Nokia’s third-quarter can be summarized in two words: progress and performance. Progress in moving the Alcatel-Lucent transaction closer to completion and solid performance across all of our businesses.
The performance at Nokia Networks was the highlight of the quarter, and allowed us to raise our full-year outlook for that business. Even if I am not pleased with the overall sales development, our strong profitability is testament to the strength of our operating model. We said earlier in the year that we would redouble our efforts to ensure our cost structure was aligned to market conditions, and the success of those efforts is very clear in our results.
Nokia Technologies also had a solid quarter, with year-on-year growth in licensing revenues. Our commitment to bringing innovative new products to market was apparent with the announcement of the OZO virtual-reality camera. OZO has been extremely well-received and will be launched officially before the end of the year.
During the quarter we made significant progress towards the closing of our transaction with Alcatel-Lucent. This progress was reflected in our announcement on October 21 that we had received all the necessary regulatory approvals to allow us to proceed with the public exchange offer. The Nokia Board of Directors has recently called for an Extraordinary General Meeting, to be held on December 2, to request shareholder approval for the transaction. We currently expect the settlement date of the initial exchange offer to be in the first quarter of 2016.

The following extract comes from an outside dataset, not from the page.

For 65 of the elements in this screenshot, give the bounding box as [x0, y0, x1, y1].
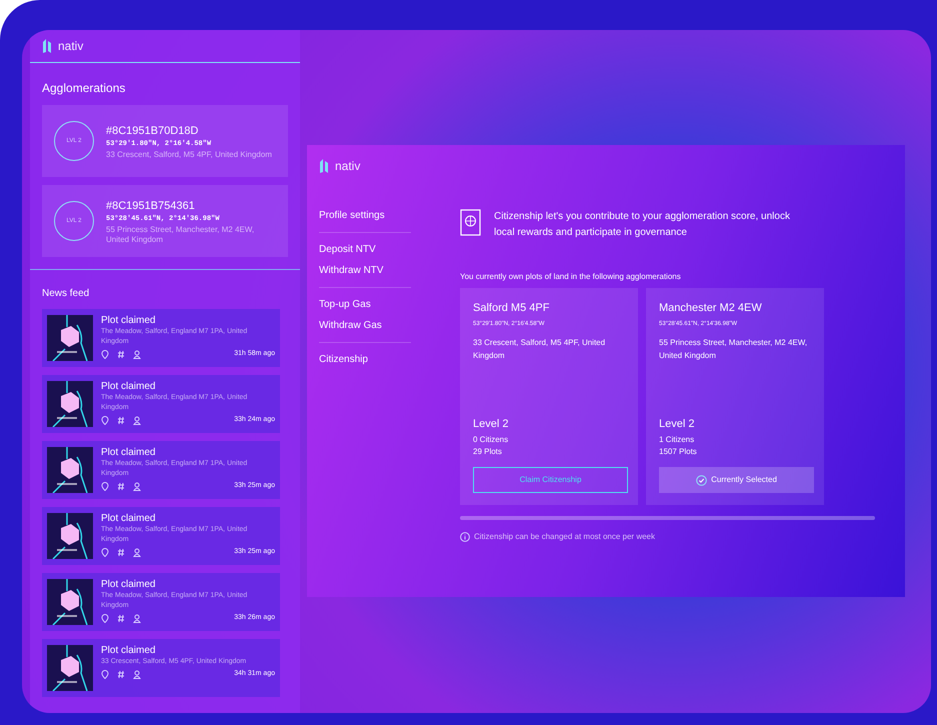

In advance of that offer, we announced a planned EUR 7 billion capital structure optimization program. That program, in my view, provides an excellent balance of significant capital return to shareholders while still ensuring we have strategic flexibility for the future.
Progress was also clear in our integration planning work. As announced separately, we now have the confidence to target the achievement of our synergy savings goals one year earlier than originally planned. I continue to believe that the acquisition of Alcatel-Lucent provides a very strong long-term value creation opportunity.